“The Financial Crisis as a Crisis of Imagination” (2010)

Citation

Haiven, Max. 2010. “The Financial Crisis as a Crisis of Imagination.” Cultural Logic 30 (online). https://doi.org/10.14288/clogic.v17i0.191526

Abstract

Finance is a means by which capital develops an imagination of the future. As a
volatile churning mass of speculative investments, finance aggregates and interlaces millions upon millions of individual acts of prescience into something almost akin to a collective intelligence. But this form of “systemic cognition” is chaotic, contradictory and volatile and while finance plays a key role in coordinating the global economy (disciplining global actors from transnational corporations to nation states, from international financial institutions to private banks) it can hardly be characterized as rational or sane because it is driven only by the value of accumulation. For this reason I characterize finance as capital’s imagination and ask us to think of financial crises as crises of both capital’s imagination and of the social imagination more broadly.

While financial speculation predates the rise of capitalism to global prominence, and while capitalism has always relied on a crisis-prone financial sector, today’s “financialization” is qualitatively different because it reaches deeper into social life than ever before. From sub-prime to micro-credit, from online banking to IMF loans, from mortgages to student loans, the integration of finance into everyday life is unprecedented.
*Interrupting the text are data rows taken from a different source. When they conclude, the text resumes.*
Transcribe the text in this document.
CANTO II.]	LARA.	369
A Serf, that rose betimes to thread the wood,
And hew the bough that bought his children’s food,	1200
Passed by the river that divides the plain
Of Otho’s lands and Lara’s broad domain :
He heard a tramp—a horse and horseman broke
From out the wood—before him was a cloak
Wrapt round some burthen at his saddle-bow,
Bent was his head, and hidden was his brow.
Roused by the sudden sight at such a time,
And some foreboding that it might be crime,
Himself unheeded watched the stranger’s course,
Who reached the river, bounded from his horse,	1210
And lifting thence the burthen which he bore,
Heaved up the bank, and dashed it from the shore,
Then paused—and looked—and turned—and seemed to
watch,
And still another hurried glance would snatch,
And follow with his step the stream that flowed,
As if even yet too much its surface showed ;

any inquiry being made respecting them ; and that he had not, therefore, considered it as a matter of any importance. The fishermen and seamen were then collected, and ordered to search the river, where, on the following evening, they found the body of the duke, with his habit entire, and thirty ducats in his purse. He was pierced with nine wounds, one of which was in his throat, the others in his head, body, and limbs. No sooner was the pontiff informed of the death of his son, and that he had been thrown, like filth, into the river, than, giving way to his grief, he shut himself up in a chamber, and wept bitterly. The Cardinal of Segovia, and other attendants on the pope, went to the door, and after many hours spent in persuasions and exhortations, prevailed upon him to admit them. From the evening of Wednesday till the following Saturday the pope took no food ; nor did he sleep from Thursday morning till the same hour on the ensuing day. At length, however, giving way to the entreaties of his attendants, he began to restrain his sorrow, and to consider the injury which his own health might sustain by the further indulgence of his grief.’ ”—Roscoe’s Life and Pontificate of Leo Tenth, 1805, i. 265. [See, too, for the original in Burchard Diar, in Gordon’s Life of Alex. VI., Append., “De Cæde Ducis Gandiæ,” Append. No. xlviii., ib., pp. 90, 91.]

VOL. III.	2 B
As Randy Martin argues, this “financialization” of daily life fundamentally reorients our sense of possibility and futurity and works in tandem with neoliberal restructuring to instigate new forms of social relations and subjectivity based around individualized speculation and risk-management in an uncaring world. Financialization, I argue, both relies upon and contributes to a colonization of the imagination (individual and collective senses of possibility) in order to accelerate and empower financialized capitalism. The failure of the Left to adequately respond to the crisis is symptomatic of this crisis of the imagination.